Commuter rail study proposed

The state would study the feasibility of a high-speed rail system between Nebraska’s two largest cities under a bill considered Jan. 27 by the Appropriations Committee.

Sen. Adam Morfeld
Sen. Adam Morfeld

LB991, sponsored by Lincoln Sen. Adam Morfeld, would appropriate $500,000 in general funds in fiscal year 2022-23 to the state Department of Transportation to conduct a feasibility study of high-speed commuter rail service between Omaha and Lincoln. The study would include cost estimates, timelines and economic impacts for the creation of such a service.

Morfeld said a similar 2003 study estimated the cost to update existing rail lines owned by BNSF Railway for high-speed rail at $80 million. Those lines have since been updated, he said, so a new study to reevaluate the project is warranted.

In addition, Morfeld said, driving habits have changed since 2003 and more people are interested in public transportation options, including some of the thousands of Nebraskans who commute daily between Lincoln and Omaha.

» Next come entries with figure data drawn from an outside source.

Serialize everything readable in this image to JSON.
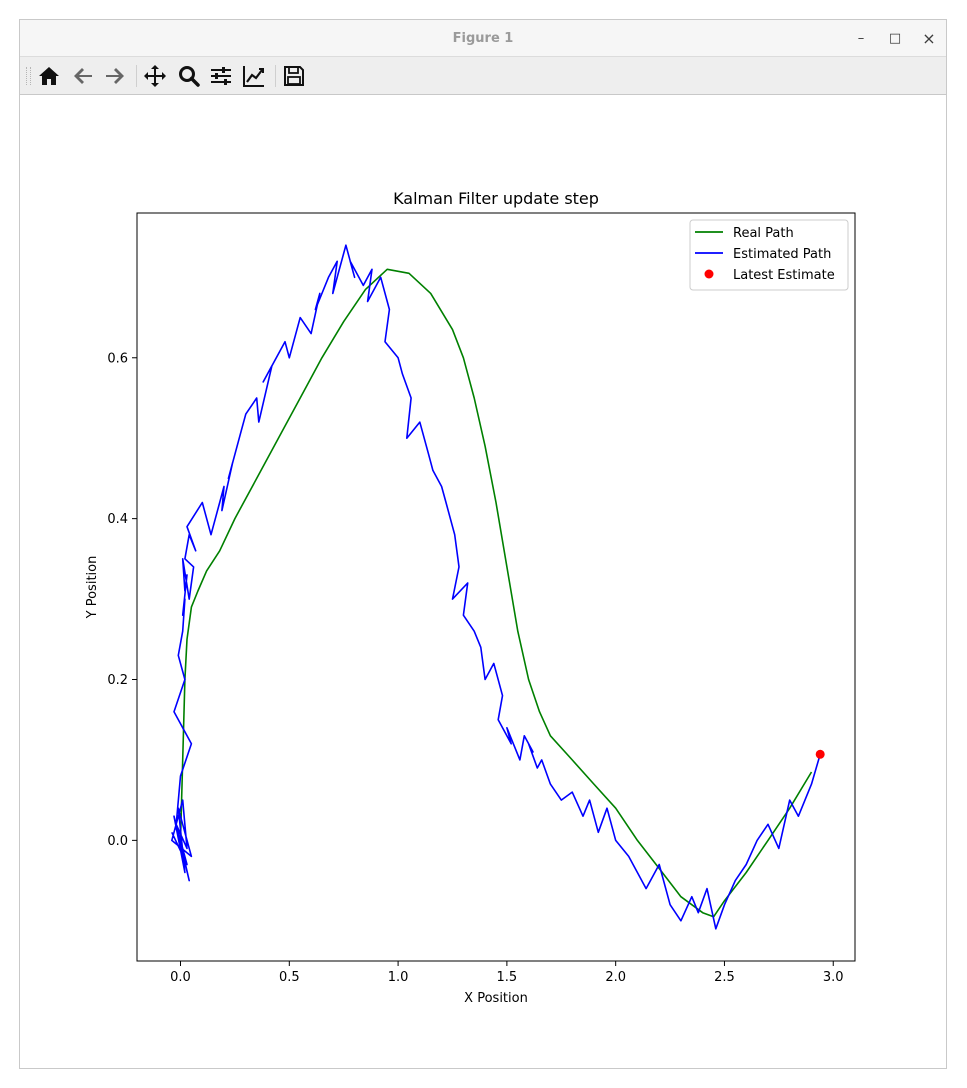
{
  "window": {
    "title": "Figure 1",
    "minimize_glyph": "–",
    "maximize_glyph": "□",
    "close_glyph": "×"
  },
  "toolbar": {
    "buttons": [
      "home-icon",
      "back-arrow-icon",
      "forward-arrow-icon",
      "pan-icon",
      "zoom-icon",
      "subplots-config-icon",
      "edit-axes-icon",
      "save-icon"
    ]
  },
  "chart_data": {
    "type": "line",
    "title": "Kalman Filter update step",
    "xlabel": "X Position",
    "ylabel": "Y Position",
    "xlim": [
      -0.2,
      3.1
    ],
    "ylim": [
      -0.15,
      0.78
    ],
    "xticks": [
      0.0,
      0.5,
      1.0,
      1.5,
      2.0,
      2.5,
      3.0
    ],
    "xtick_labels": [
      "0.0",
      "0.5",
      "1.0",
      "1.5",
      "2.0",
      "2.5",
      "3.0"
    ],
    "yticks": [
      0.0,
      0.2,
      0.4,
      0.6
    ],
    "ytick_labels": [
      "0.0",
      "0.2",
      "0.4",
      "0.6"
    ],
    "grid": false,
    "legend_position": "top-right",
    "series": [
      {
        "name": "Real Path",
        "kind": "line",
        "color": "#008000",
        "x": [
          0.0,
          0.005,
          0.01,
          0.015,
          0.02,
          0.03,
          0.05,
          0.08,
          0.12,
          0.18,
          0.25,
          0.35,
          0.45,
          0.55,
          0.65,
          0.75,
          0.85,
          0.95,
          1.05,
          1.15,
          1.25,
          1.3,
          1.35,
          1.4,
          1.45,
          1.5,
          1.55,
          1.6,
          1.65,
          1.7,
          1.8,
          1.9,
          2.0,
          2.1,
          2.2,
          2.3,
          2.4,
          2.45,
          2.5,
          2.6,
          2.7,
          2.8,
          2.9
        ],
        "y": [
          0.0,
          0.05,
          0.1,
          0.15,
          0.2,
          0.25,
          0.29,
          0.31,
          0.335,
          0.36,
          0.4,
          0.45,
          0.5,
          0.55,
          0.6,
          0.645,
          0.685,
          0.71,
          0.705,
          0.68,
          0.635,
          0.6,
          0.55,
          0.49,
          0.42,
          0.34,
          0.26,
          0.2,
          0.16,
          0.13,
          0.1,
          0.07,
          0.04,
          0.0,
          -0.035,
          -0.07,
          -0.09,
          -0.095,
          -0.075,
          -0.04,
          0.0,
          0.04,
          0.085
        ]
      },
      {
        "name": "Estimated Path",
        "kind": "line",
        "color": "#0000ff",
        "x": [
          -0.04,
          0.03,
          -0.02,
          0.04,
          -0.03,
          0.02,
          -0.01,
          0.05,
          -0.04,
          0.01,
          0.03,
          -0.02,
          0.0,
          0.05,
          -0.03,
          0.02,
          -0.01,
          0.01,
          0.02,
          0.01,
          0.03,
          0.02,
          0.01,
          0.04,
          0.06,
          0.02,
          0.04,
          0.07,
          0.03,
          0.1,
          0.14,
          0.2,
          0.19,
          0.24,
          0.22,
          0.28,
          0.3,
          0.35,
          0.36,
          0.42,
          0.38,
          0.48,
          0.5,
          0.55,
          0.6,
          0.64,
          0.62,
          0.68,
          0.72,
          0.7,
          0.76,
          0.8,
          0.78,
          0.84,
          0.88,
          0.86,
          0.92,
          0.96,
          0.94,
          1.0,
          1.02,
          1.06,
          1.04,
          1.1,
          1.14,
          1.16,
          1.2,
          1.22,
          1.26,
          1.28,
          1.25,
          1.32,
          1.3,
          1.35,
          1.38,
          1.4,
          1.44,
          1.48,
          1.46,
          1.52,
          1.5,
          1.56,
          1.58,
          1.62,
          1.6,
          1.64,
          1.66,
          1.7,
          1.75,
          1.8,
          1.85,
          1.88,
          1.92,
          1.96,
          2.0,
          2.06,
          2.1,
          2.14,
          2.2,
          2.25,
          2.3,
          2.35,
          2.38,
          2.42,
          2.46,
          2.5,
          2.55,
          2.6,
          2.65,
          2.7,
          2.75,
          2.8,
          2.84,
          2.9,
          2.94
        ],
        "y": [
          0.01,
          -0.03,
          0.02,
          -0.05,
          0.03,
          -0.04,
          0.04,
          -0.02,
          0.0,
          0.05,
          -0.01,
          0.02,
          0.08,
          0.12,
          0.16,
          0.2,
          0.23,
          0.26,
          0.3,
          0.28,
          0.33,
          0.31,
          0.35,
          0.3,
          0.34,
          0.35,
          0.38,
          0.36,
          0.39,
          0.42,
          0.38,
          0.44,
          0.41,
          0.47,
          0.45,
          0.51,
          0.53,
          0.55,
          0.52,
          0.59,
          0.57,
          0.62,
          0.6,
          0.65,
          0.63,
          0.68,
          0.66,
          0.7,
          0.72,
          0.68,
          0.74,
          0.7,
          0.72,
          0.69,
          0.71,
          0.67,
          0.7,
          0.66,
          0.62,
          0.6,
          0.58,
          0.55,
          0.5,
          0.52,
          0.48,
          0.46,
          0.44,
          0.42,
          0.38,
          0.34,
          0.3,
          0.32,
          0.28,
          0.26,
          0.24,
          0.2,
          0.22,
          0.18,
          0.15,
          0.12,
          0.14,
          0.1,
          0.13,
          0.11,
          0.12,
          0.09,
          0.1,
          0.07,
          0.05,
          0.06,
          0.03,
          0.05,
          0.01,
          0.04,
          0.0,
          -0.02,
          -0.04,
          -0.06,
          -0.03,
          -0.08,
          -0.1,
          -0.07,
          -0.09,
          -0.06,
          -0.11,
          -0.08,
          -0.05,
          -0.03,
          0.0,
          0.02,
          -0.01,
          0.05,
          0.03,
          0.07,
          0.107
        ]
      },
      {
        "name": "Latest Estimate",
        "kind": "scatter",
        "color": "#ff0000",
        "x": [
          2.94
        ],
        "y": [
          0.107
        ]
      }
    ]
  }
}
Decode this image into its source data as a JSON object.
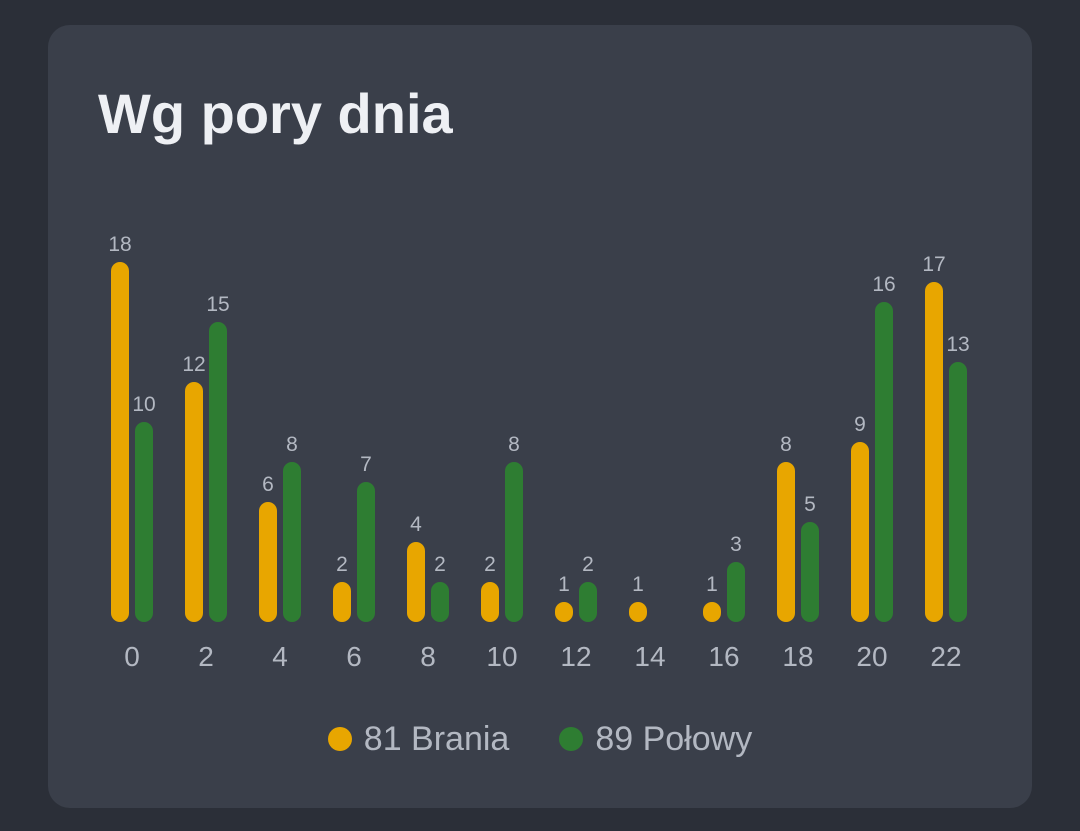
{
  "title": "Wg pory dnia",
  "colors": {
    "background": "#2b2f38",
    "card": "#3a3f4a",
    "series_a": "#e8a600",
    "series_b": "#2e7d32",
    "text": "#eef0f4",
    "muted_text": "#b3b8c2"
  },
  "legend": {
    "items": [
      {
        "label": "81 Brania",
        "color": "#e8a600"
      },
      {
        "label": "89 Połowy",
        "color": "#2e7d32"
      }
    ]
  },
  "chart_data": {
    "type": "bar",
    "title": "Wg pory dnia",
    "categories": [
      "0",
      "2",
      "4",
      "6",
      "8",
      "10",
      "12",
      "14",
      "16",
      "18",
      "20",
      "22"
    ],
    "series": [
      {
        "name": "81 Brania",
        "color": "#e8a600",
        "values": [
          18,
          12,
          6,
          2,
          4,
          2,
          1,
          1,
          1,
          8,
          9,
          17
        ]
      },
      {
        "name": "89 Połowy",
        "color": "#2e7d32",
        "values": [
          10,
          15,
          8,
          7,
          2,
          8,
          2,
          0,
          3,
          5,
          16,
          13
        ]
      }
    ],
    "data_labels": true,
    "grid": false,
    "legend_position": "bottom",
    "ylim": [
      0,
      18
    ]
  }
}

“The reason why I’m so passionate about this is because I’ve received an overwhelming amount of support for this concept and proposal and I think it’s important to pursue,” Morfeld said.

Richard Schmeling, president of Citizens for Improved Transit and a member of ProRail Nebraska, testified in support of the bill. Calling the commute between Lincoln and Omaha “crowded and unpleasant,” Schmeling said lanes recently added to Interstate 80 have not solved the problem.

In addition, he said, public transportation improvements in both cities have helped to address the question of how riders would get to the high-speed rail stations and to their final destinations upon arrival, addressing the “first mile/last mile” problem.

“We don’t want to put ourselves in a position where we’re going to have to play catch-up ball,” Schmeling said. “If we build it now, it’ll be cheaper than if we build it 10 or 20 years in the future.”

Representing the city of Lincoln, Eric Gerrard also testified in support. Economic expansion will require partnerships between Lincoln and Omaha to entice people to the region, he said, and more public transportation options may be part of that equation.

No one testified in opposition to LB991 and the committee took no immediate action on the bill.